Disclaimer: I haven't done math in a decade. Sorry if this is not very scientific
Hello,
I am writing a computer program, that is supposed to return the number of all permutations of an input string, excluding the permutations where a letter is repeated consecutively. Ex. : Input is "aabc", valid permutations are "abac", "abca" invalid "baac", "bcaa".
My calculation looks like this:
- Take all permutations: 4!
- Take all permutations where "a" is repeated, treating the repeated character as one group. ex. [aa]bc, b[aa]c. In this case it's 3! - (length of string - group length + 1)
- Take all permutations of the letters within the group. ex. [a1a2]bc, [a2a1]bc. In this case 2! (group length)!

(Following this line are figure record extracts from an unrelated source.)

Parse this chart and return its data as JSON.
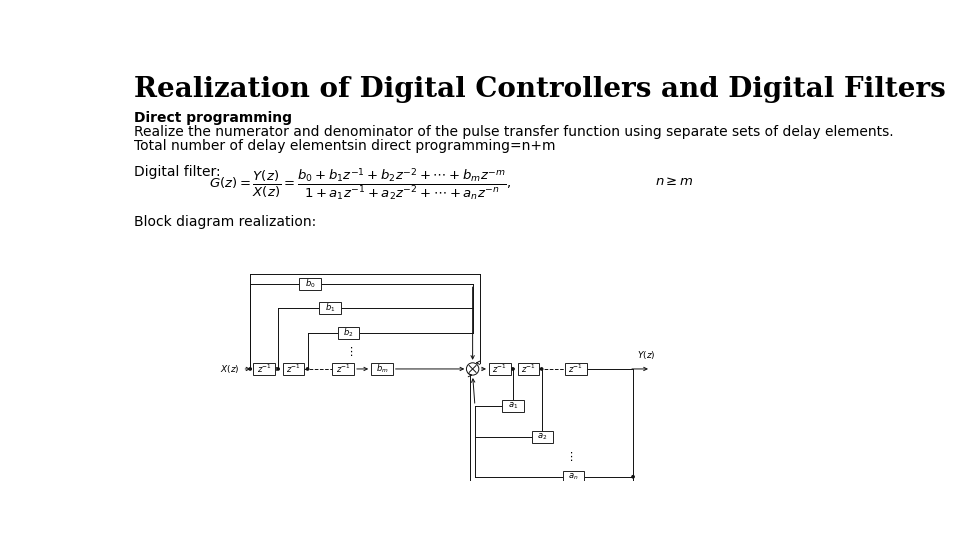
{
  "title": "Realization of Digital Controllers and Digital Filters",
  "subtitle": "Direct programming",
  "line1": "Realize the numerator and denominator of the pulse transfer function using separate sets of delay elements.",
  "line2": "Total number of delay elementsin direct programming=n+m",
  "digital_filter_label": "Digital filter:",
  "block_diagram_label": "Block diagram realization:",
  "bg_color": "#ffffff",
  "text_color": "#000000",
  "title_fontsize": 20,
  "body_fontsize": 10,
  "formula_fontsize": 9.5
}
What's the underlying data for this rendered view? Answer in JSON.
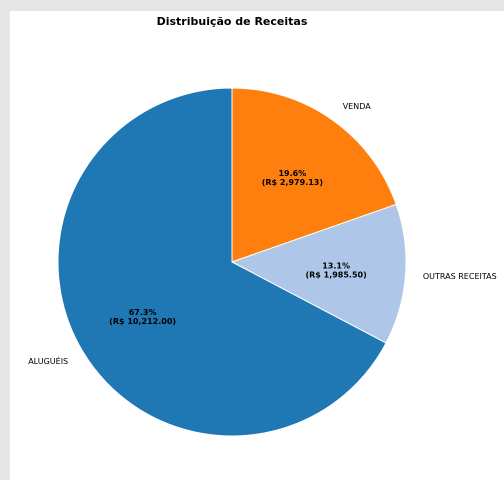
{
  "chart_data": {
    "type": "pie",
    "title": "Distribuição de Receitas",
    "start_angle_deg": 90,
    "direction": "clockwise",
    "slices": [
      {
        "label": "VENDA",
        "value": 2979.13,
        "percent": "19.6%",
        "amount": "(R$ 2,979.13)",
        "color": "#ff7f0e"
      },
      {
        "label": "OUTRAS RECEITAS",
        "value": 1985.5,
        "percent": "13.1%",
        "amount": "(R$ 1,985.50)",
        "color": "#aec7e8"
      },
      {
        "label": "ALUGUÉIS",
        "value": 10212.0,
        "percent": "67.3%",
        "amount": "(R$ 10,212.00)",
        "color": "#1f77b4"
      }
    ],
    "edge_color": "#ffffff"
  }
}
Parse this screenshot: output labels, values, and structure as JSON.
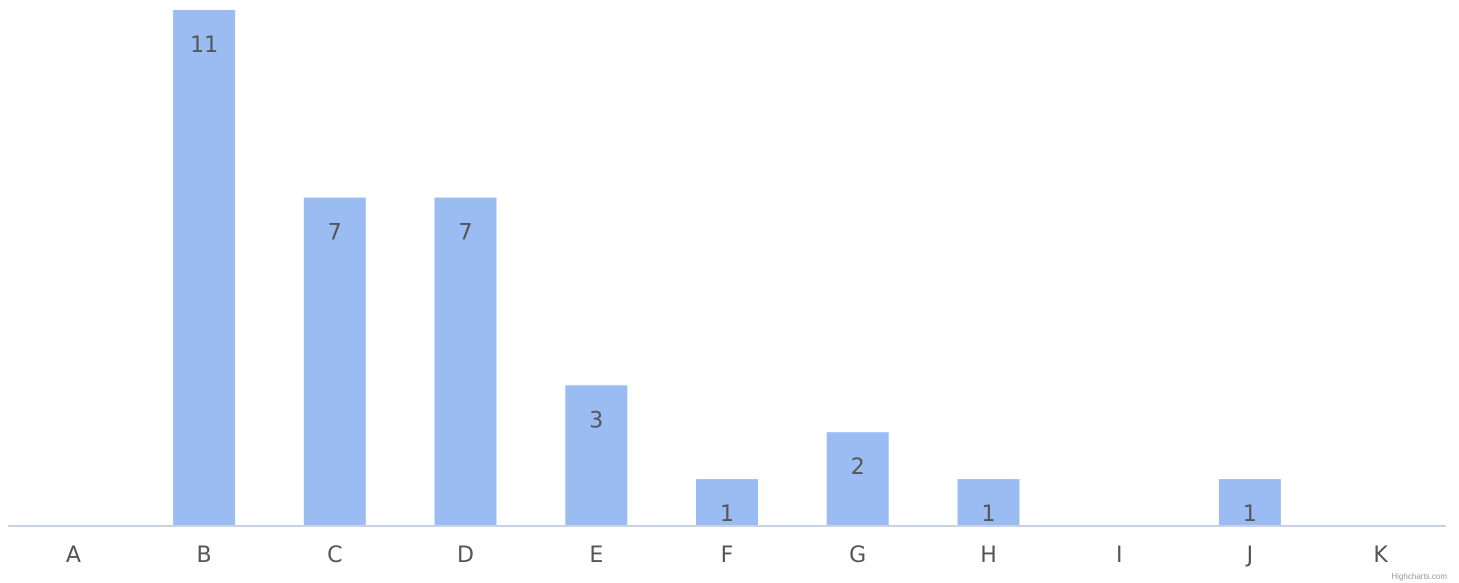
{
  "chart_data": {
    "type": "bar",
    "categories": [
      "A",
      "B",
      "C",
      "D",
      "E",
      "F",
      "G",
      "H",
      "I",
      "J",
      "K"
    ],
    "values": [
      0,
      11,
      7,
      7,
      3,
      1,
      2,
      1,
      0,
      1,
      0
    ],
    "data_labels": [
      "",
      "11",
      "7",
      "7",
      "3",
      "1",
      "2",
      "1",
      "",
      "1",
      ""
    ],
    "title": "",
    "xlabel": "",
    "ylabel": "",
    "ylim": [
      0,
      11
    ],
    "grid": false,
    "legend": "none",
    "bar_color": "#9bbcf3"
  },
  "credit": "Highcharts.com"
}
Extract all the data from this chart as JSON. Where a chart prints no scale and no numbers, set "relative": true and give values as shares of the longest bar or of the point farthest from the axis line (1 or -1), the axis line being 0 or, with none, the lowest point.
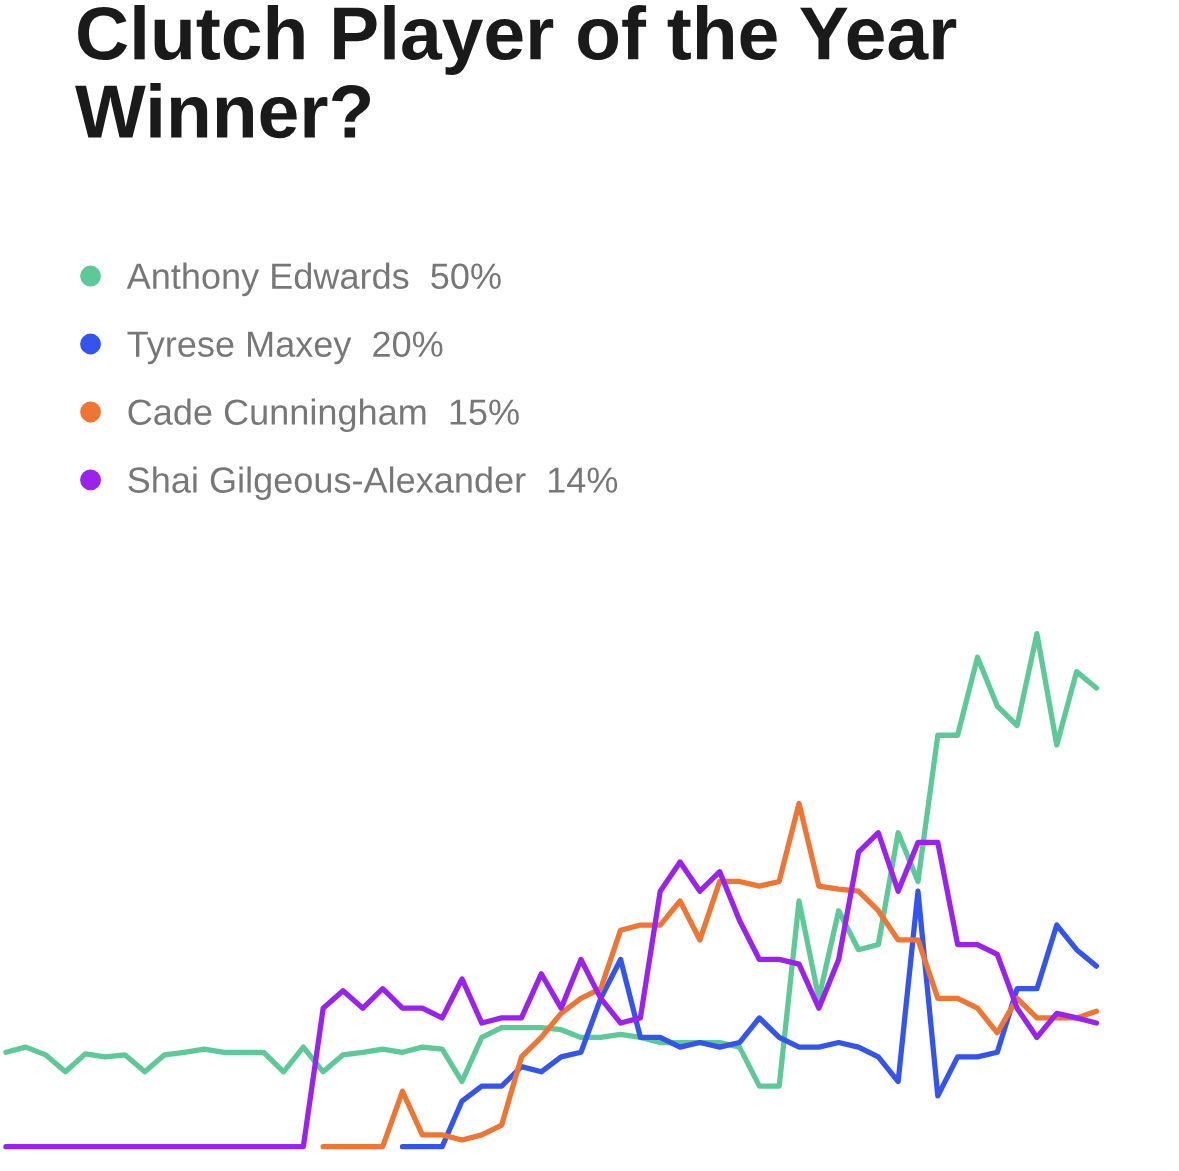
{
  "chart_data": {
    "type": "line",
    "title": "Clutch Player of the Year Winner?",
    "relative": true,
    "legend": "top left",
    "line_style": "solid",
    "categories": [
      null,
      null,
      null,
      null,
      null,
      null,
      null,
      null,
      null,
      null,
      null,
      null,
      null,
      null,
      null,
      null,
      null,
      null,
      null,
      null,
      null,
      null,
      null,
      null,
      null,
      null,
      null,
      null,
      null,
      null,
      null,
      null,
      null,
      null,
      null,
      null,
      null,
      null,
      null,
      null,
      null,
      null,
      null,
      null,
      null,
      null,
      null,
      null,
      null,
      null,
      null,
      null,
      null,
      null,
      null,
      null
    ],
    "series": [
      {
        "name": "Anthony Edwards  50%",
        "color": "#5ec998",
        "values": [
          0.184,
          0.194,
          0.179,
          0.146,
          0.181,
          0.175,
          0.179,
          0.146,
          0.179,
          0.184,
          0.19,
          0.184,
          0.184,
          0.184,
          0.146,
          0.194,
          0.146,
          0.179,
          0.184,
          0.19,
          0.184,
          0.194,
          0.19,
          0.127,
          0.213,
          0.232,
          0.232,
          0.232,
          0.228,
          0.213,
          0.213,
          0.219,
          0.213,
          0.203,
          0.203,
          0.203,
          0.203,
          0.194,
          0.118,
          0.118,
          0.479,
          0.289,
          0.46,
          0.384,
          0.394,
          0.612,
          0.517,
          0.802,
          0.802,
          0.954,
          0.859,
          0.821,
          1.0,
          0.783,
          0.926,
          0.894
        ]
      },
      {
        "name": "Tyrese Maxey  20%",
        "color": "#3355ee",
        "values": [
          null,
          null,
          null,
          null,
          null,
          null,
          null,
          null,
          null,
          null,
          null,
          null,
          null,
          null,
          null,
          null,
          null,
          null,
          null,
          null,
          0,
          0,
          0,
          0.089,
          0.118,
          0.118,
          0.156,
          0.146,
          0.175,
          0.184,
          0.289,
          0.365,
          0.213,
          0.213,
          0.194,
          0.203,
          0.194,
          0.203,
          0.251,
          0.213,
          0.194,
          0.194,
          0.203,
          0.194,
          0.175,
          0.127,
          0.498,
          0.099,
          0.175,
          0.175,
          0.184,
          0.308,
          0.308,
          0.432,
          0.384,
          0.352
        ]
      },
      {
        "name": "Cade Cunningham  15%",
        "color": "#ef7532",
        "values": [
          null,
          null,
          null,
          null,
          null,
          null,
          null,
          null,
          null,
          null,
          null,
          null,
          null,
          null,
          null,
          null,
          0,
          0,
          0,
          0,
          0.108,
          0.023,
          0.023,
          0.013,
          0.023,
          0.042,
          0.175,
          0.213,
          0.26,
          0.289,
          0.308,
          0.422,
          0.432,
          0.432,
          0.479,
          0.403,
          0.517,
          0.517,
          0.508,
          0.517,
          0.669,
          0.508,
          0.502,
          0.498,
          0.46,
          0.403,
          0.403,
          0.289,
          0.289,
          0.27,
          0.222,
          0.289,
          0.251,
          0.251,
          0.251,
          0.264
        ]
      },
      {
        "name": "Shai Gilgeous-Alexander  14%",
        "color": "#9b22ee",
        "values": [
          0,
          0,
          0,
          0,
          0,
          0,
          0,
          0,
          0,
          0,
          0,
          0,
          0,
          0,
          0,
          0,
          0.27,
          0.304,
          0.27,
          0.308,
          0.27,
          0.27,
          0.251,
          0.327,
          0.241,
          0.251,
          0.251,
          0.337,
          0.27,
          0.365,
          0.289,
          0.241,
          0.251,
          0.498,
          0.555,
          0.498,
          0.536,
          0.441,
          0.365,
          0.365,
          0.356,
          0.27,
          0.365,
          0.574,
          0.612,
          0.498,
          0.593,
          0.593,
          0.394,
          0.394,
          0.375,
          0.27,
          0.213,
          0.26,
          0.251,
          0.241
        ]
      }
    ]
  }
}
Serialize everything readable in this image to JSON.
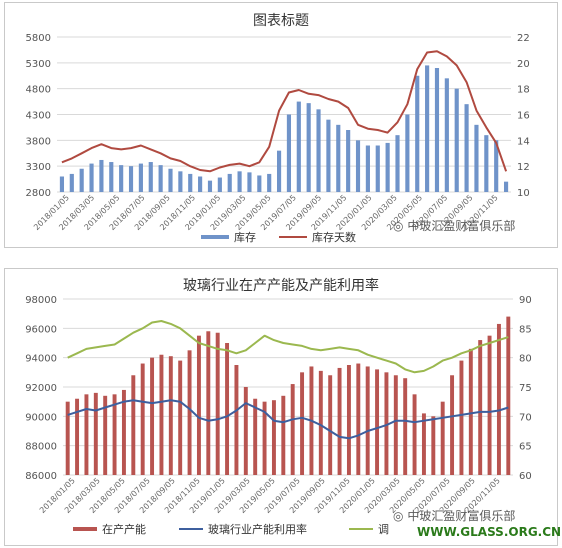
{
  "chart_data": [
    {
      "type": "bar+line",
      "title": "图表标题",
      "left_axis": {
        "min": 2800,
        "max": 5800,
        "ticks": [
          2800,
          3300,
          3800,
          4300,
          4800,
          5300,
          5800
        ]
      },
      "right_axis": {
        "min": 10,
        "max": 22,
        "ticks": [
          10,
          12,
          14,
          16,
          18,
          20,
          22
        ]
      },
      "x_tick_labels": [
        "2018/01/05",
        "2018/03/05",
        "2018/05/05",
        "2018/07/05",
        "2018/09/05",
        "2018/11/05",
        "2019/01/05",
        "2019/03/05",
        "2019/05/05",
        "2019/07/05",
        "2019/09/05",
        "2019/11/05",
        "2020/01/05",
        "2020/03/05",
        "2020/05/05",
        "2020/07/05",
        "2020/09/05",
        "2020/11/05"
      ],
      "series": [
        {
          "name": "库存",
          "kind": "bar",
          "axis": "left",
          "color": "#6f93c9",
          "values": [
            3100,
            3150,
            3250,
            3350,
            3420,
            3380,
            3320,
            3300,
            3350,
            3380,
            3320,
            3250,
            3200,
            3150,
            3100,
            3020,
            3080,
            3150,
            3200,
            3180,
            3120,
            3150,
            3600,
            4300,
            4550,
            4520,
            4400,
            4200,
            4100,
            4000,
            3800,
            3700,
            3700,
            3750,
            3900,
            4300,
            5050,
            5250,
            5200,
            5000,
            4800,
            4500,
            4100,
            3900,
            3800,
            3000
          ]
        },
        {
          "name": "库存天数",
          "kind": "line",
          "axis": "right",
          "color": "#b04a40",
          "values": [
            12.3,
            12.6,
            13.0,
            13.4,
            13.7,
            13.4,
            13.3,
            13.4,
            13.6,
            13.3,
            13.0,
            12.6,
            12.4,
            12.0,
            11.7,
            11.6,
            11.9,
            12.1,
            12.2,
            12.0,
            12.3,
            13.5,
            16.3,
            17.7,
            17.9,
            17.6,
            17.5,
            17.2,
            17.0,
            16.5,
            15.2,
            14.9,
            14.8,
            14.6,
            15.4,
            16.8,
            19.5,
            20.8,
            20.9,
            20.5,
            19.8,
            18.5,
            16.3,
            15.0,
            13.8,
            11.6
          ]
        }
      ]
    },
    {
      "type": "bar+line",
      "title": "玻璃行业在产产能及产能利用率",
      "left_axis": {
        "min": 86000,
        "max": 98000,
        "ticks": [
          86000,
          88000,
          90000,
          92000,
          94000,
          96000,
          98000
        ]
      },
      "right_axis": {
        "min": 60,
        "max": 90,
        "ticks": [
          60,
          65,
          70,
          75,
          80,
          85,
          90
        ]
      },
      "x_tick_labels": [
        "2018/01/05",
        "2018/03/05",
        "2018/05/05",
        "2018/07/05",
        "2018/09/05",
        "2018/11/05",
        "2019/01/05",
        "2019/03/05",
        "2019/05/05",
        "2019/07/05",
        "2019/09/05",
        "2019/11/05",
        "2020/01/05",
        "2020/03/05",
        "2020/05/05",
        "2020/07/05",
        "2020/09/05",
        "2020/11/05"
      ],
      "series": [
        {
          "name": "在产产能",
          "kind": "bar",
          "axis": "left",
          "color": "#b85450",
          "values": [
            91000,
            91200,
            91500,
            91600,
            91400,
            91500,
            91800,
            92800,
            93600,
            94000,
            94200,
            94100,
            93800,
            94500,
            95500,
            95800,
            95700,
            95000,
            93500,
            92000,
            91200,
            91000,
            91100,
            91400,
            92200,
            93000,
            93400,
            93100,
            92800,
            93300,
            93500,
            93600,
            93400,
            93200,
            93000,
            92800,
            92600,
            91500,
            90200,
            90000,
            91000,
            92800,
            93800,
            94600,
            95200,
            95500,
            96300,
            96800
          ]
        },
        {
          "name": "玻璃行业产能利用率",
          "kind": "line",
          "axis": "left",
          "color": "#3d5f9e",
          "values": [
            90100,
            90300,
            90500,
            90400,
            90600,
            90800,
            91000,
            91100,
            91000,
            90900,
            91000,
            91100,
            91000,
            90500,
            89900,
            89700,
            89800,
            90000,
            90400,
            90900,
            90600,
            90300,
            89700,
            89600,
            89800,
            89900,
            89700,
            89400,
            89000,
            88600,
            88500,
            88700,
            89000,
            89200,
            89400,
            89700,
            89700,
            89600,
            89700,
            89800,
            89900,
            90000,
            90100,
            90200,
            90300,
            90300,
            90400,
            90600
          ]
        },
        {
          "name": "调",
          "kind": "line",
          "axis": "left",
          "color": "#9bb84f",
          "values": [
            94000,
            94300,
            94600,
            94700,
            94800,
            94900,
            95300,
            95700,
            96000,
            96400,
            96500,
            96300,
            96000,
            95500,
            95000,
            94800,
            94600,
            94500,
            94300,
            94500,
            95000,
            95500,
            95200,
            95000,
            94900,
            94800,
            94600,
            94500,
            94600,
            94700,
            94600,
            94500,
            94200,
            94000,
            93800,
            93600,
            93200,
            93000,
            93100,
            93400,
            93800,
            94000,
            94300,
            94500,
            94800,
            95000,
            95200,
            95400
          ]
        }
      ]
    }
  ],
  "watermarks": {
    "top": "中玻汇盈财富俱乐部",
    "bottom_cn": "中玻汇盈财富俱乐部",
    "bottom_url": "WWW.GLASS.ORG.CN"
  }
}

So the formula is 4! - (3! * 2!).
This seems to work as long as there is only one repeated character. However as soon as there is more than one, if I repeat the algorithm for all characters, I will discount some permutations twice (the ones that have both character repeated). Ex. input is: "aabbcd" "abbacd" is discounted once. "cdaabb" is discounted twice.
So I need an additional correction where I take the union of the results of the two algorithms and add it back.
Essentially: Out of all permutations of the string "aabbcd", what is the number of strings that have both "aa" and "bb" in them?
In $#3$ of your calculations, permuting the two $a's$ is incorrect, since they are indistinguishable. The correct formula would just be $4!-3!$.
For "valid" permutations of $aabbcd$, applying inclusion-exclusion, $[ 6!- 2*5! + 4! ]$
Edit
With the clarifications given in your answer, you will need to internally permute the identical letters, so $[6! - 2*5!*2! + 4!*2!*2!]$